Nikolai Mather reports on social justice for the Athens Banner-Herald in Athens, Georgia. Previously, he was a staff writer at Queen City Nerve, covering local government, social justice and workers’ rights in Charlotte, North Carolina. He earned his bachelor’s degree in 2021 as a Levine Scholar at the University of North Carolina, Charlotte, where he studied Southern history and political science and was the opinion editor of the student paper. In 2019, Mather was awarded a fellowship through Humanity in Action, an international nonprofit, to study genocide in Berlin, Germany. He has worked in Norway, France and the United Kingdom, but calls Pittsboro, North Carolina home.
Sofia Gratas is the rural health care reporter at Georgia Public Broadcasting in Macon, Georgia. She started working in public radio as an intern with NPR-affiliate station WUGA in Athens, Georgia, and later interned with Georgia Public Broadcasting. A graduate of the University of Georgia with a bachelor’s degree in journalism and a minor in ecology, Gratas worked at the student-run paper, The Red & Black, in multiple roles covering local government, crime, economics and food and drink.
Timothy Pratt chronicles the long-term effects of the pandemic on Georgia for The Atlanta Journal-Constitution, focusing on communities—demographic and geographic—that have suffered the most and will likely face the greatest challenges moving forward. Pratt has reported for the last 25 years, in English and Spanish, from Latin America and the U.S. on immigration, education, elections and voter suppression, race and more. His work has appeared in dozens of outlets, including The New York Times, The Guardian, The Atlantic, AP and Reuters.
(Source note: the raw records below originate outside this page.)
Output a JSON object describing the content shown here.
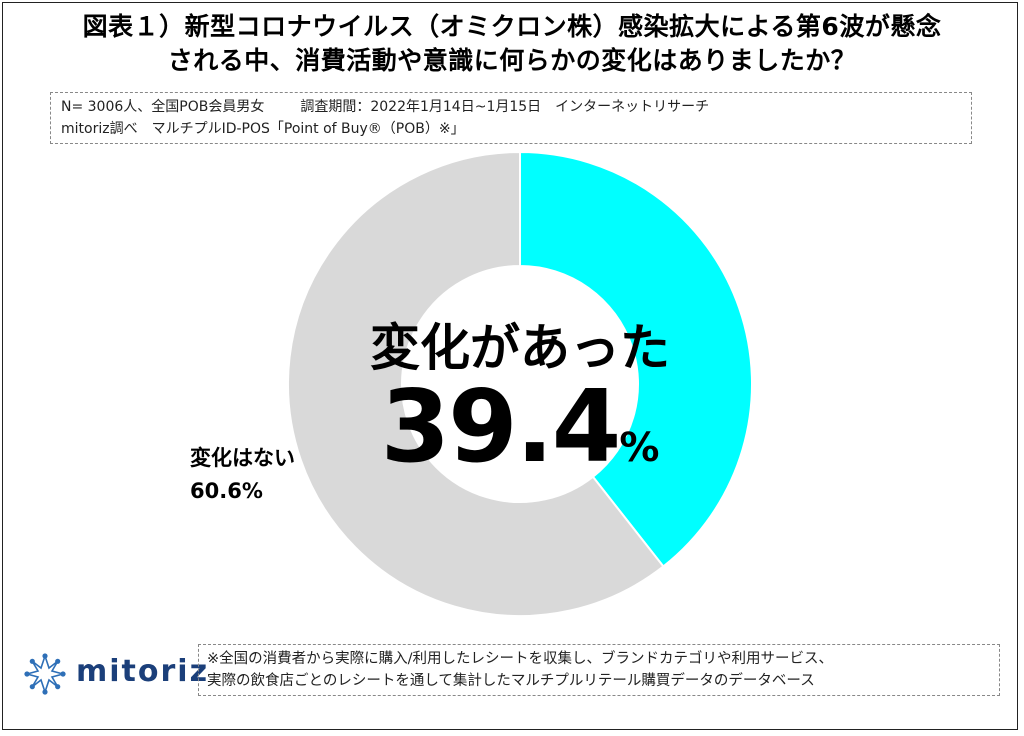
{
  "title": {
    "line1": "図表１）新型コロナウイルス（オミクロン株）感染拡大による第6波が懸念",
    "line2": "される中、消費活動や意識に何らかの変化はありましたか？"
  },
  "info": {
    "sample": "N= 3006人、全国POB会員男女",
    "period": "調査期間：2022年1月14日~1月15日",
    "method": "インターネットリサーチ",
    "surveyor": "mitoriz調べ",
    "source": "マルチプルID-POS「Point of Buy®（POB）※」"
  },
  "chart_data": {
    "type": "pie",
    "donut": true,
    "categories": [
      "変化があった",
      "変化はない"
    ],
    "values": [
      39.4,
      60.6
    ],
    "unit": "%",
    "colors": [
      "#00FFFF",
      "#D9D9D9"
    ],
    "center_label": "変化があった",
    "center_value": "39.4",
    "center_unit": "%",
    "slice_label_name": "変化はない",
    "slice_label_value": "60.6%"
  },
  "brand": {
    "name": "mitoriz",
    "color": "#1B3F7A"
  },
  "footnote": {
    "line1": "※全国の消費者から実際に購入/利用したレシートを収集し、ブランドカテゴリや利用サービス、",
    "line2": "実際の飲食店ごとのレシートを通して集計したマルチプルリテール購買データのデータベース"
  }
}
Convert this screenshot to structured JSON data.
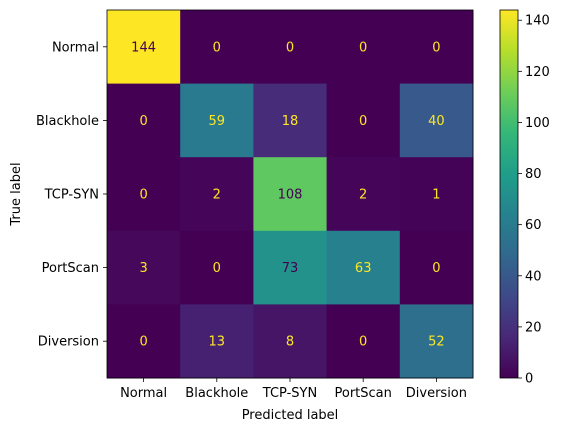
{
  "chart_data": {
    "type": "heatmap",
    "title": "",
    "xlabel": "Predicted label",
    "ylabel": "True label",
    "x_categories": [
      "Normal",
      "Blackhole",
      "TCP-SYN",
      "PortScan",
      "Diversion"
    ],
    "y_categories": [
      "Normal",
      "Blackhole",
      "TCP-SYN",
      "PortScan",
      "Diversion"
    ],
    "values": [
      [
        144,
        0,
        0,
        0,
        0
      ],
      [
        0,
        59,
        18,
        0,
        40
      ],
      [
        0,
        2,
        108,
        2,
        1
      ],
      [
        3,
        0,
        73,
        63,
        0
      ],
      [
        0,
        13,
        8,
        0,
        52
      ]
    ],
    "colormap": "viridis",
    "colorbar": {
      "range": [
        0,
        144
      ],
      "ticks": [
        "0",
        "20",
        "40",
        "60",
        "80",
        "100",
        "120",
        "140"
      ]
    },
    "text_color_light": "#fde725",
    "text_color_dark": "#440154"
  }
}
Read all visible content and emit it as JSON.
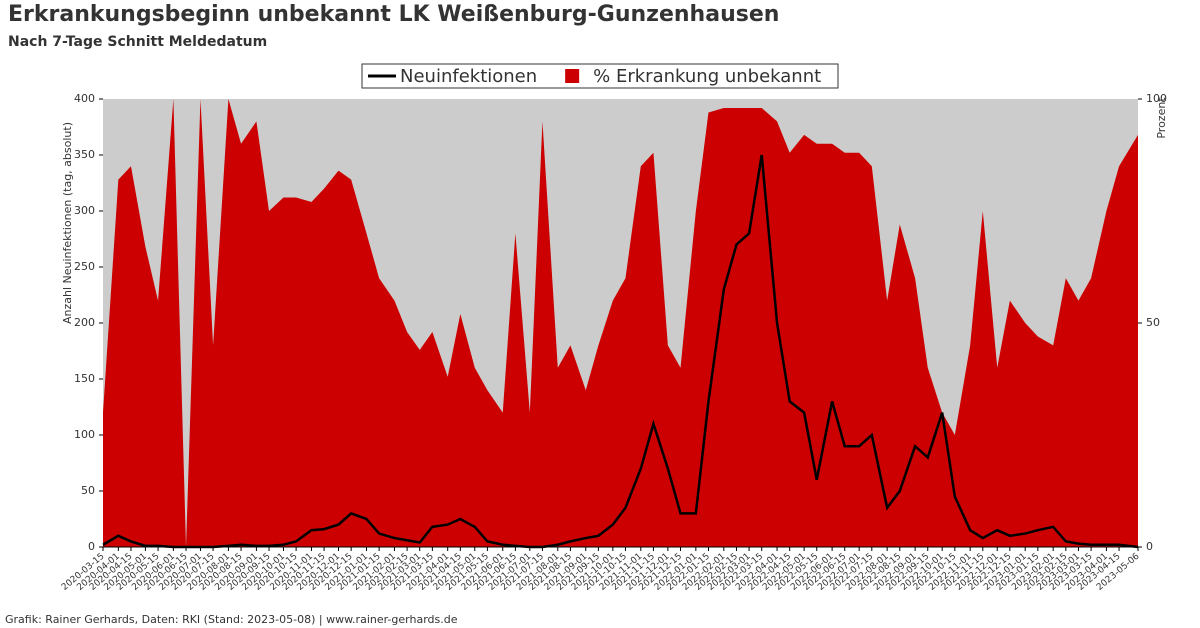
{
  "chart_data": {
    "type": "line",
    "title": "Erkrankungsbeginn unbekannt LK Weißenburg-Gunzenhausen",
    "subtitle": "Nach 7-Tage Schnitt Meldedatum",
    "y_label": "Anzahl Neuinfektionen (tag, absolut)",
    "y2_label": "Prozent",
    "footer": "Grafik: Rainer Gerhards, Daten: RKI (Stand: 2023-05-08) | www.rainer-gerhards.de",
    "x": [
      "2020-03-15",
      "2020-04-01",
      "2020-04-15",
      "2020-05-01",
      "2020-05-15",
      "2020-06-01",
      "2020-06-15",
      "2020-07-01",
      "2020-07-15",
      "2020-08-01",
      "2020-08-15",
      "2020-09-01",
      "2020-09-15",
      "2020-10-01",
      "2020-10-15",
      "2020-11-01",
      "2020-11-15",
      "2020-12-01",
      "2020-12-15",
      "2021-01-01",
      "2021-01-15",
      "2021-02-01",
      "2021-02-15",
      "2021-03-01",
      "2021-03-15",
      "2021-04-01",
      "2021-04-15",
      "2021-05-01",
      "2021-05-15",
      "2021-06-01",
      "2021-06-15",
      "2021-07-01",
      "2021-07-15",
      "2021-08-01",
      "2021-08-15",
      "2021-09-01",
      "2021-09-15",
      "2021-10-01",
      "2021-10-15",
      "2021-11-01",
      "2021-11-15",
      "2021-12-01",
      "2021-12-15",
      "2022-01-01",
      "2022-01-15",
      "2022-02-01",
      "2022-02-15",
      "2022-03-01",
      "2022-03-15",
      "2022-04-01",
      "2022-04-15",
      "2022-05-01",
      "2022-05-15",
      "2022-06-01",
      "2022-06-15",
      "2022-07-01",
      "2022-07-15",
      "2022-08-01",
      "2022-08-15",
      "2022-09-01",
      "2022-09-15",
      "2022-10-01",
      "2022-10-15",
      "2022-11-01",
      "2022-11-15",
      "2022-12-01",
      "2022-12-15",
      "2023-01-01",
      "2023-01-15",
      "2023-02-01",
      "2023-02-15",
      "2023-03-01",
      "2023-03-15",
      "2023-04-01",
      "2023-04-15",
      "2023-05-06"
    ],
    "series": [
      {
        "name": "Neuinfektionen",
        "type": "line",
        "color": "#000000",
        "values": [
          2,
          10,
          5,
          1,
          1,
          0,
          0,
          0,
          0,
          1,
          2,
          1,
          1,
          2,
          5,
          15,
          16,
          20,
          30,
          25,
          12,
          8,
          6,
          4,
          18,
          20,
          25,
          18,
          5,
          2,
          1,
          0,
          0,
          2,
          5,
          8,
          10,
          20,
          35,
          70,
          110,
          70,
          30,
          30,
          130,
          230,
          270,
          280,
          350,
          200,
          130,
          120,
          60,
          130,
          90,
          90,
          100,
          35,
          50,
          90,
          80,
          120,
          45,
          15,
          8,
          15,
          10,
          12,
          15,
          18,
          5,
          3,
          2,
          2,
          2,
          0
        ]
      },
      {
        "name": "% Erkrankung unbekannt",
        "type": "area",
        "axis": "y2",
        "color": "#cc0000",
        "values": [
          30,
          82,
          85,
          67,
          55,
          100,
          0,
          100,
          45,
          100,
          90,
          95,
          75,
          78,
          78,
          77,
          80,
          84,
          82,
          70,
          60,
          55,
          48,
          44,
          48,
          38,
          52,
          40,
          35,
          30,
          70,
          30,
          95,
          40,
          45,
          35,
          45,
          55,
          60,
          85,
          88,
          45,
          40,
          75,
          97,
          98,
          98,
          98,
          98,
          95,
          88,
          92,
          90,
          90,
          88,
          88,
          85,
          55,
          72,
          60,
          40,
          30,
          25,
          45,
          75,
          40,
          55,
          50,
          47,
          45,
          60,
          55,
          60,
          75,
          85,
          92
        ]
      }
    ],
    "ylim": [
      0,
      400
    ],
    "yticks": [
      0,
      50,
      100,
      150,
      200,
      250,
      300,
      350,
      400
    ],
    "y2lim": [
      0,
      100
    ],
    "y2ticks": [
      0,
      50,
      100
    ],
    "background": "#cccccc"
  }
}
He has been a National Health Journalism Fellow, an Education Writers Association Reporting Fellow, a Marguerite Casey Foundation Fellow, among others, and the recipient of various awards, including one from the National Association of Hispanic Publications for a series in Spanish on how immigrant communities in Las Vegas experienced the 2010 World Cup.
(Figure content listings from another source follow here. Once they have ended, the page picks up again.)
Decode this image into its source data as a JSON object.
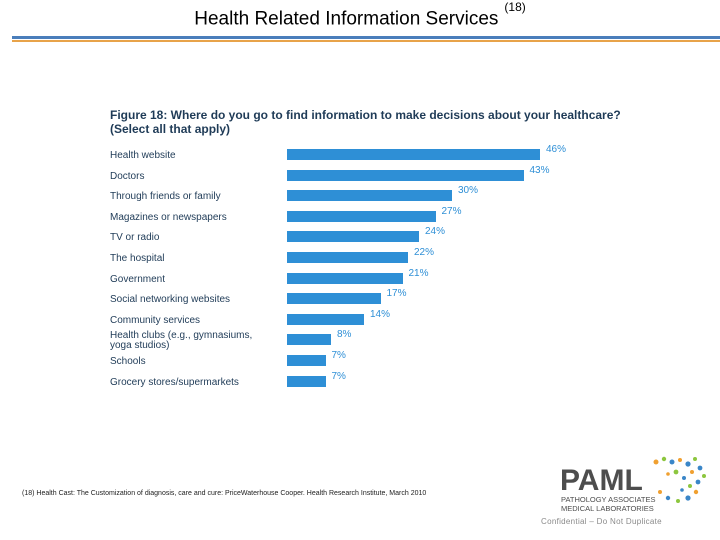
{
  "header": {
    "title": "Health Related Information Services",
    "ref": "(18)",
    "colors": {
      "rule_top": "#4a7ebb",
      "rule_bottom": "#e8a34a"
    }
  },
  "chart_data": {
    "type": "bar",
    "orientation": "horizontal",
    "title": "Figure 18: Where do you go to find information to make decisions about your healthcare? (Select all that apply)",
    "categories": [
      "Health website",
      "Doctors",
      "Through friends or family",
      "Magazines or newspapers",
      "TV or radio",
      "The hospital",
      "Government",
      "Social networking websites",
      "Community services",
      "Health clubs (e.g., gymnasiums, yoga studios)",
      "Schools",
      "Grocery stores/supermarkets"
    ],
    "values": [
      46,
      43,
      30,
      27,
      24,
      22,
      21,
      17,
      14,
      8,
      7,
      7
    ],
    "value_labels": [
      "46%",
      "43%",
      "30%",
      "27%",
      "24%",
      "22%",
      "21%",
      "17%",
      "14%",
      "8%",
      "7%",
      "7%"
    ],
    "xlim": [
      0,
      50
    ],
    "grid": false,
    "bar_color": "#2e8fd6"
  },
  "footnote": "(18) Health Cast: The Customization of diagnosis, care and cure: PriceWaterhouse Cooper. Health Research Institute, March 2010",
  "logo": {
    "brand": "PAML",
    "line1": "PATHOLOGY ASSOCIATES",
    "line2": "MEDICAL LABORATORIES",
    "colors": {
      "text": "#4d4d4d",
      "dot_orange": "#f0a030",
      "dot_blue": "#3a86c8",
      "dot_green": "#8cc63e"
    }
  },
  "confidential": "Confidential – Do Not Duplicate"
}
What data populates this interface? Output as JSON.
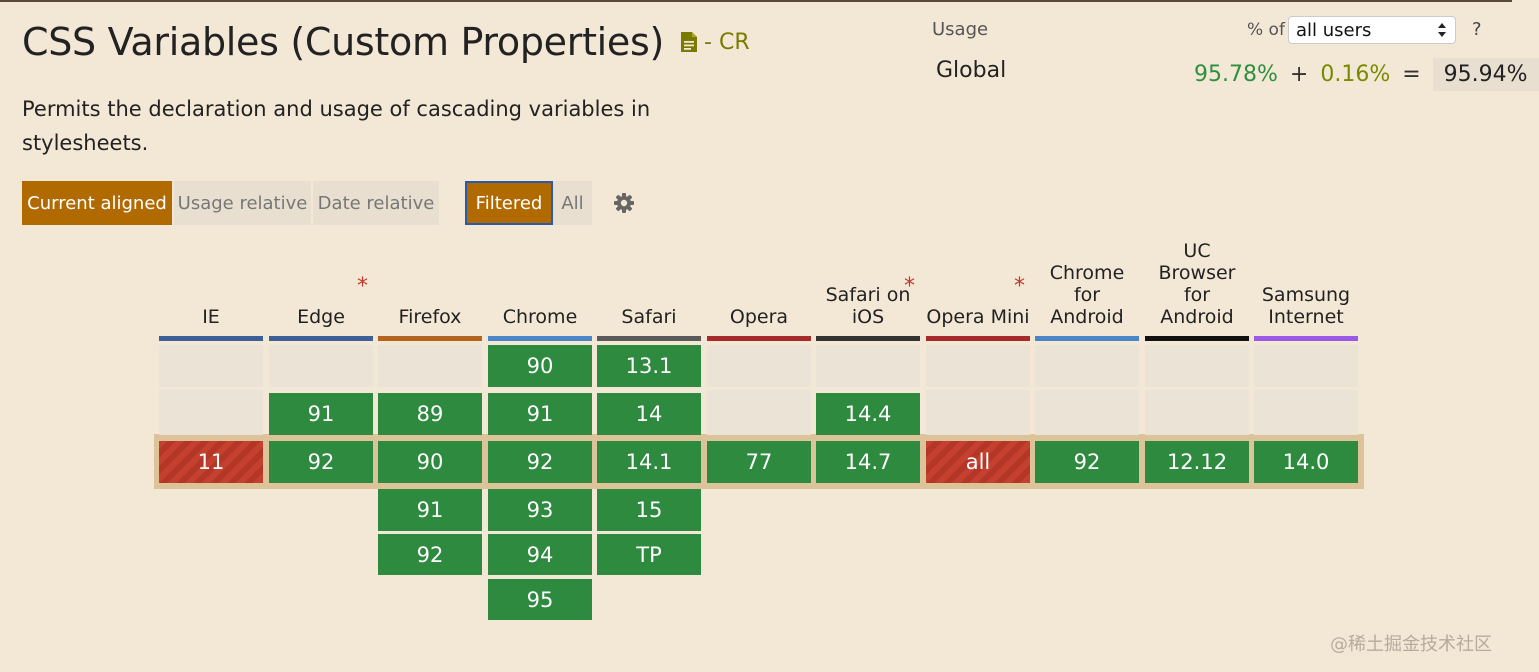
{
  "feature": {
    "title": "CSS Variables (Custom Properties)",
    "spec_icon": "document-icon",
    "spec_status": "- CR",
    "description": "Permits the declaration and usage of cascading variables in stylesheets."
  },
  "usage": {
    "label": "Usage",
    "pct_of": "% of",
    "users_select": "all users",
    "help": "?",
    "region": "Global",
    "full": "95.78%",
    "plus": "+",
    "partial": "0.16%",
    "equals": "=",
    "total": "95.94%"
  },
  "toolbar": {
    "current_aligned": "Current aligned",
    "usage_relative": "Usage relative",
    "date_relative": "Date relative",
    "filtered": "Filtered",
    "all": "All",
    "settings_icon": "gear-icon"
  },
  "colors": {
    "supported": "#2d8a3f",
    "unsupported": "#c4402f",
    "accent": "#b06a00"
  },
  "browsers": [
    {
      "name": "IE",
      "bar": "#3c5f97",
      "star": false,
      "rows": [
        "",
        "",
        "11"
      ],
      "status": [
        "",
        "",
        "n"
      ]
    },
    {
      "name": "Edge",
      "bar": "#3c5f97",
      "star": true,
      "rows": [
        "",
        "91",
        "92"
      ],
      "status": [
        "",
        "y",
        "y"
      ]
    },
    {
      "name": "Firefox",
      "bar": "#b5641f",
      "star": false,
      "rows": [
        "",
        "89",
        "90",
        "91",
        "92"
      ],
      "status": [
        "",
        "y",
        "y",
        "y",
        "y"
      ]
    },
    {
      "name": "Chrome",
      "bar": "#4a86c8",
      "star": false,
      "rows": [
        "90",
        "91",
        "92",
        "93",
        "94",
        "95"
      ],
      "status": [
        "y",
        "y",
        "y",
        "y",
        "y",
        "y"
      ]
    },
    {
      "name": "Safari",
      "bar": "#5a5a5a",
      "star": false,
      "rows": [
        "13.1",
        "14",
        "14.1",
        "15",
        "TP"
      ],
      "status": [
        "y",
        "y",
        "y",
        "y",
        "y"
      ]
    },
    {
      "name": "Opera",
      "bar": "#a52a2a",
      "star": false,
      "rows": [
        "",
        "",
        "77"
      ],
      "status": [
        "",
        "",
        "y"
      ]
    },
    {
      "name": "Safari on iOS",
      "bar": "#333333",
      "star": true,
      "rows": [
        "",
        "14.4",
        "14.7"
      ],
      "status": [
        "",
        "y",
        "y"
      ]
    },
    {
      "name": "Opera Mini",
      "bar": "#a52a2a",
      "star": true,
      "rows": [
        "",
        "",
        "all"
      ],
      "status": [
        "",
        "",
        "n"
      ]
    },
    {
      "name": "Chrome for Android",
      "bar": "#4a86c8",
      "star": false,
      "rows": [
        "",
        "",
        "92"
      ],
      "status": [
        "",
        "",
        "y"
      ]
    },
    {
      "name": "UC Browser for Android",
      "bar": "#111111",
      "star": false,
      "rows": [
        "",
        "",
        "12.12"
      ],
      "status": [
        "",
        "",
        "y"
      ]
    },
    {
      "name": "Samsung Internet",
      "bar": "#9b59e8",
      "star": false,
      "rows": [
        "",
        "",
        "14.0"
      ],
      "status": [
        "",
        "",
        "y"
      ]
    }
  ],
  "watermark": "@稀土掘金技术社区"
}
The Atlanta Journal-Constitution is the largest newsroom in the city and has a mission to report what’s going on in the community. Its reporters uncover the truth, protect the public’s right to know, hold community leaders accountable for serving the public, and document the region’s moments, milestones and people. This news organization is owned by Cox Enterprises, a private, family owned company.